Este projeto igualmente confere importância ao princípio da equidade, uma vez que a iniquidade racial, como fenômeno social amplo, vem sendo combatida pelas políticas de promoção da igualdade racial regidas pela Lei Federal n° 10.678, de 23 de maio de 2003, que criou a Secretaria Especial de Políticas de Promoção da Igualdade Racial da Presidência da República - Seppir.
Em saúde, a atenção deve ser entendida como ações e serviços priorizados em razão de situações de risco e condições de vida e saúde de determinados grupos da população. O SUS, como sistema em constante processo de aperfeiçoamento, na implantação e implementação do Pacto pela Saúde, instituído por meio da Portaria n° 399, de 22 de fevereiro de 2006, compromete-se como o combate às iniquidades de ordem socioeconômica e cultural que atingem a população negra brasileira.

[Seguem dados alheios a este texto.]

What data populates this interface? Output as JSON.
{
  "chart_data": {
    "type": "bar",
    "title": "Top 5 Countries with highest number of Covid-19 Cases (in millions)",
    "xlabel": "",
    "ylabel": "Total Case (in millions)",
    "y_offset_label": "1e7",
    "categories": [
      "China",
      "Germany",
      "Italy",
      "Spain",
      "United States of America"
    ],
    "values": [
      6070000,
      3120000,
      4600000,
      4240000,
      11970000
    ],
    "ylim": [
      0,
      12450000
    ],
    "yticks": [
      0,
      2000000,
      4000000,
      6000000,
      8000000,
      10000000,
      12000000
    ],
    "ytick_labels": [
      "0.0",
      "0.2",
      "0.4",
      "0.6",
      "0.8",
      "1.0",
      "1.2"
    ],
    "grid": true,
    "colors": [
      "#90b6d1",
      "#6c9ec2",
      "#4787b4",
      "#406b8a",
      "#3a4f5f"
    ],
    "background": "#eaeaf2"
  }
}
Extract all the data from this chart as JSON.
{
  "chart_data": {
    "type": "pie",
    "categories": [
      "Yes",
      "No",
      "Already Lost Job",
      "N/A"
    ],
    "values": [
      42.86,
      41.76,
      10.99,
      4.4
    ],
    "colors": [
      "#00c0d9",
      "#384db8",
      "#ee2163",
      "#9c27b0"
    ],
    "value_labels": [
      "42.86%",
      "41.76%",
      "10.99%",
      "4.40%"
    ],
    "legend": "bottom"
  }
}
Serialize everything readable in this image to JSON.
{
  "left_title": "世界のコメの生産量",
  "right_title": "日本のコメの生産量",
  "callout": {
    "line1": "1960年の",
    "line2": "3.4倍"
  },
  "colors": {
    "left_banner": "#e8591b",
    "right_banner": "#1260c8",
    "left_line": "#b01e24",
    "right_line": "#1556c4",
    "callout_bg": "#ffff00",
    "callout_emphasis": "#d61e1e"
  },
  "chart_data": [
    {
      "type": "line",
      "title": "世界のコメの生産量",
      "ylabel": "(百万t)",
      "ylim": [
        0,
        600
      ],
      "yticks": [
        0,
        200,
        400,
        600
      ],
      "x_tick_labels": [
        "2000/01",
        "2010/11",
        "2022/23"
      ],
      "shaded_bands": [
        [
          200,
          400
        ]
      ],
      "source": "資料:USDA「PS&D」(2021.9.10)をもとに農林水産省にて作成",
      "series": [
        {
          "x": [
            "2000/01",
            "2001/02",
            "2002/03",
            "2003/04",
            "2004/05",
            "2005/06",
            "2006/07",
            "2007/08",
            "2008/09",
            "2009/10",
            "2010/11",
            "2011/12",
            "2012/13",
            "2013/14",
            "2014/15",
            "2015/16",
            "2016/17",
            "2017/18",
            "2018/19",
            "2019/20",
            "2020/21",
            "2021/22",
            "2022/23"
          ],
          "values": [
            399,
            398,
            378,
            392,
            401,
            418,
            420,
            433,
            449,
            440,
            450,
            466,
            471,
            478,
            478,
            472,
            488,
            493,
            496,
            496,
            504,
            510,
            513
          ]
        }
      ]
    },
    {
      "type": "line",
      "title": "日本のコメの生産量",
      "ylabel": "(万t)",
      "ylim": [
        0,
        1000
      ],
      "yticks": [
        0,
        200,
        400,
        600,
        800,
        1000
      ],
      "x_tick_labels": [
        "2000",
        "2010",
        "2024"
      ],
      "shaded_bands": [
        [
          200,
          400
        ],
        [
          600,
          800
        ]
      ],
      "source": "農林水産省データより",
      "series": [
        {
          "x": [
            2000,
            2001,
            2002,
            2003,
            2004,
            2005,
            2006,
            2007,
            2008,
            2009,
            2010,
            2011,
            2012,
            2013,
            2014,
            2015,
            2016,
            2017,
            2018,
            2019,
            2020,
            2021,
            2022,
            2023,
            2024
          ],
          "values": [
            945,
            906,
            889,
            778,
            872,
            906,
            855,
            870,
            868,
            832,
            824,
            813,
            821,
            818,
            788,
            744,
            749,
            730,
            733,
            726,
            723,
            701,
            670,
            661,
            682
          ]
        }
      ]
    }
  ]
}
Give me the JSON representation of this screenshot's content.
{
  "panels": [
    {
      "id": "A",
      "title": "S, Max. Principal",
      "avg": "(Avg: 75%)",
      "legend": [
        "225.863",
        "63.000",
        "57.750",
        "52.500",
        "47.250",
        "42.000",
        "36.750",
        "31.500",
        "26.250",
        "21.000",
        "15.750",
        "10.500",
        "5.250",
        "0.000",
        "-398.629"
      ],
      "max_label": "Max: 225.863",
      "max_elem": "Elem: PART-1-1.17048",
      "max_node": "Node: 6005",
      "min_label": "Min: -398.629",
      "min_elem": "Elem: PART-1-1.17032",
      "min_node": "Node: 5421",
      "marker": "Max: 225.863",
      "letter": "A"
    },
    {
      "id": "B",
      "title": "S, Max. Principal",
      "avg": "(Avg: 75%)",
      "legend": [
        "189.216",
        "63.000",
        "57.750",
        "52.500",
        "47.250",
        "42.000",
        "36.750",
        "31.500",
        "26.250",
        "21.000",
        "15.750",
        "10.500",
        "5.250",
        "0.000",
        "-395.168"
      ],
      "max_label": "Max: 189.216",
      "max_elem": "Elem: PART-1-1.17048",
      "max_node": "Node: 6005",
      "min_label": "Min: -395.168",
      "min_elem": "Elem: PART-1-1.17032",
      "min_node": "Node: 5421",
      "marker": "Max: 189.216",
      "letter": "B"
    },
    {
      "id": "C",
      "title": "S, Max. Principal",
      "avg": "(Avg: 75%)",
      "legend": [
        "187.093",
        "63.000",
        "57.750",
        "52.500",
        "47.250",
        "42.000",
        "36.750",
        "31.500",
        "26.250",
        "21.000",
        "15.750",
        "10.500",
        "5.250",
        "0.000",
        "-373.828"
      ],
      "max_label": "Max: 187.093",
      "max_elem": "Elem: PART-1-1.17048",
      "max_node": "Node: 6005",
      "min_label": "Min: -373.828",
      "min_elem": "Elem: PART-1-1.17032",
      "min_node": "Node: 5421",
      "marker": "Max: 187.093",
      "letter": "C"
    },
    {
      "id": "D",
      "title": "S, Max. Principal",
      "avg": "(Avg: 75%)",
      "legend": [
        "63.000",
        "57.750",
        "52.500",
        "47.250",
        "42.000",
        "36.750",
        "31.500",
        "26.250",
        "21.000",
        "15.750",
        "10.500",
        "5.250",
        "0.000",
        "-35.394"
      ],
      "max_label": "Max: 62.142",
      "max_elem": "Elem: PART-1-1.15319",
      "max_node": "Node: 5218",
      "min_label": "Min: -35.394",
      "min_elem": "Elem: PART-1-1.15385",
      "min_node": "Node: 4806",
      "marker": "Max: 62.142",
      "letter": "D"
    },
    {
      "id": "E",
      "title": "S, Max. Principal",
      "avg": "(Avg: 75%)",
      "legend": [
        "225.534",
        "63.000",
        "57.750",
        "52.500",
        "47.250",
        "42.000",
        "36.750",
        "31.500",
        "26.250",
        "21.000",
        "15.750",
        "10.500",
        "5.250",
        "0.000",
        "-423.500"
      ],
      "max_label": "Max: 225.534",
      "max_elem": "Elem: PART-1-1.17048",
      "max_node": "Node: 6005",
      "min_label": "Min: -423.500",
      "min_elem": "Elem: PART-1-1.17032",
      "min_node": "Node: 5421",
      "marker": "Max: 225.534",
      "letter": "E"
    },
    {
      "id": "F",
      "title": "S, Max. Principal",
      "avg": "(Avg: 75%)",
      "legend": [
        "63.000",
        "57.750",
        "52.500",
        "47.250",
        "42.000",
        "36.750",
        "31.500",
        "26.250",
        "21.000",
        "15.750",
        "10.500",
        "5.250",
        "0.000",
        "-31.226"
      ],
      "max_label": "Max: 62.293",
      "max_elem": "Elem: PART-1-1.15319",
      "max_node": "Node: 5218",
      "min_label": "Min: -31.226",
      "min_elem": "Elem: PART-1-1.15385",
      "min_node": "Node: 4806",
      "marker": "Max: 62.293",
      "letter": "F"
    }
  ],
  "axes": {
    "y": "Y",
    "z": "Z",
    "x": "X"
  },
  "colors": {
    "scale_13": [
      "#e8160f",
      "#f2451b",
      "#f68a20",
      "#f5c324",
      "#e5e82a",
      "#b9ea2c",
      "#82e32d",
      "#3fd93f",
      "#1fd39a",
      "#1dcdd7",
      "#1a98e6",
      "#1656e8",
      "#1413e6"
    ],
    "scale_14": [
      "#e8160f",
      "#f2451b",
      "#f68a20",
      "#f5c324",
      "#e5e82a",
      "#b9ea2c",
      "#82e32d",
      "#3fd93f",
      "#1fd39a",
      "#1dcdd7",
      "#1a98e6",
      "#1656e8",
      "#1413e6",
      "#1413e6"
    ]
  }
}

A Política de Saúde Integral da População Negra apresenta como princípio organizativo a transversalidade, caracterizada pela complementaridade, pela confluência e pelo reforço recíproco de diferentes políticas de saúde. Assim, abrange um conjunto de estratégias que resgatam a visão integral do sujeito, considerando sua participação no processo de construção das respostas para a suas necessidades, bem como apresenta fundamentos nos quais estão incluídas as várias fases do ciclo de vida e as demandas de gênero. Além disso, assinala o reconhecimento do racismo, das desigualdades étnico-raciais e do racismo institucional como determinantes sociais das condições de saúde.
– Publicado, vai o projeto às Comissões de Justiça, de Direitos Humanos e de Saúde para parecer, nos termos do art. 188, c/c o art. 102, do Regimento Interno.